Radna Edyta Łongiewska-Wijas przygotowała interpelację do Prezydenta Miasta Piotra Krzystka, w której zachęca magistrat do weekendowego zamykania ulic w centrum Szczecina. Miałoby to sprzyjać organizacji imprez plenerowych czy wydarzeń sąsiedzkich. Radna jako przykład podała takie inicjatywy jak: „Rajski dzień na Rayskiego” czy organizowany przez Szczeciński Ruch Miejski spacer „Wędrujących drzew”.

Według radnej Edyty Łongiewskiej-Wijas sukces frekwencyjny wydarzeń organizowanych w centrum Szczecina z inicjatywy organizacji pozarządowych i aktywistów udowadnia, że centrum miasta może być weekendowo uwalniane od samochodów. „Z pewnością dotarły do Pana Prezydenta także relacje prasowe, a może nawet bezpośrednie opinie uczestników wydarzeń odbywających się w ostatnim czasie na ul.

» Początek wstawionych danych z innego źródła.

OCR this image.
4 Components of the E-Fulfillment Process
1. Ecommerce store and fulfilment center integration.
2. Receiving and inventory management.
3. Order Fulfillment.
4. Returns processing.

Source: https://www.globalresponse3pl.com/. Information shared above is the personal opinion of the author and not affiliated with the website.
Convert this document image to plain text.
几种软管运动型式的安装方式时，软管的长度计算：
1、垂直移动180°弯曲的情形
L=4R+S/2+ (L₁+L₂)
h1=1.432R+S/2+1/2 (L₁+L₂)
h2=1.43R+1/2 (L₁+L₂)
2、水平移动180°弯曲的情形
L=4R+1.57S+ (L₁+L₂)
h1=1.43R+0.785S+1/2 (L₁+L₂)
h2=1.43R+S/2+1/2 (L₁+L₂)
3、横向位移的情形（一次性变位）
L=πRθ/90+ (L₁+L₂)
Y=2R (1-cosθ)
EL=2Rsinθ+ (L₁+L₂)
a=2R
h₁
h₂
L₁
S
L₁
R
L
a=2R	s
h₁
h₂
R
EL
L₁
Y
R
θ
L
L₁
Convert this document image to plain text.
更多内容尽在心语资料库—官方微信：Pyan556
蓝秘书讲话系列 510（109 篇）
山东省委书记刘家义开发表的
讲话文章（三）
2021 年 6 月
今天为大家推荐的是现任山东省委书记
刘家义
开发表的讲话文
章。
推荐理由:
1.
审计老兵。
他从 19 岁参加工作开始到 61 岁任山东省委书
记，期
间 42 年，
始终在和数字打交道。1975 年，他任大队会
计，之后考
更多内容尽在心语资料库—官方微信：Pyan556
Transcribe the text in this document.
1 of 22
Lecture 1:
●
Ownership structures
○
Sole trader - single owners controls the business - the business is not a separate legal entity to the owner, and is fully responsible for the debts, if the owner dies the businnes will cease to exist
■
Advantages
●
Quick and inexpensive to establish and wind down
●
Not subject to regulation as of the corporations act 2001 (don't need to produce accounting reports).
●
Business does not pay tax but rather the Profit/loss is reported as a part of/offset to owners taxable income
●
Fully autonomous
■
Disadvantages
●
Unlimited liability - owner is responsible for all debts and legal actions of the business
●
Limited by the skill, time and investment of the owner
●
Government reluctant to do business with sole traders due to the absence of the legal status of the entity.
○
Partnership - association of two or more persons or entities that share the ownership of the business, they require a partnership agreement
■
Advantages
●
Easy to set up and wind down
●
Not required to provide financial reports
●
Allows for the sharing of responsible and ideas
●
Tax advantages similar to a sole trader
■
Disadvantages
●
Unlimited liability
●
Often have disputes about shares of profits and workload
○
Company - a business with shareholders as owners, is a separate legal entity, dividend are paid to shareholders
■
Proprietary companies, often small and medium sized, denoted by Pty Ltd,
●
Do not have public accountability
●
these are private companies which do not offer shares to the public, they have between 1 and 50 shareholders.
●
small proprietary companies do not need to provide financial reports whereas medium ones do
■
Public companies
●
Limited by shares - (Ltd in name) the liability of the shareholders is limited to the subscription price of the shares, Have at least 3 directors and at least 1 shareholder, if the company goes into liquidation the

Monte Cassino czy Rayskiego. Wydarzenia te pokazały społeczny potencjał tych ulic oraz sposób, w jaki może funkcjonować tam miejskie życie”, napisała Łongiewska-Wijas.

Radna niezrzeszona zwróciła uwagę, że jesień to dobry czas na organizację takich wydarzeń i „utrwalanie społecznych nawyków mieszkańców”. „Ograniczenie ruchu samochodowego na tych ulicach byłoby też wytchnieniem dla mieszkańców okolicy, co podkreślił jeden z pracowników magistratu, zwracając uwagę, że wreszcie mogliby poczuć się bezpiecznie, nie martwiąc się, czy ich dzieci wychodząc w weekend na podwórko nie wpadną pod jadące ulicą auta”, czytamy w interpelacji.

Magistrat nie ustosunkował się jeszcze do interpelacji radnej. Sama Edyta Łongiewska-Wijas podczas programu „Studio wSzczecinie.pl” przyznała, że centrum miasta powinno być bardziej otwarte na mieszkańców. – Trzeba ten proces przeprowadzać z dużym wyczuciem. Czuję, że jest społeczna potrzeba, widać to po „świętach otwartych ulic”. Ludzie są spragnieni przebywania w przestrzeni otwartej – mówiła radna.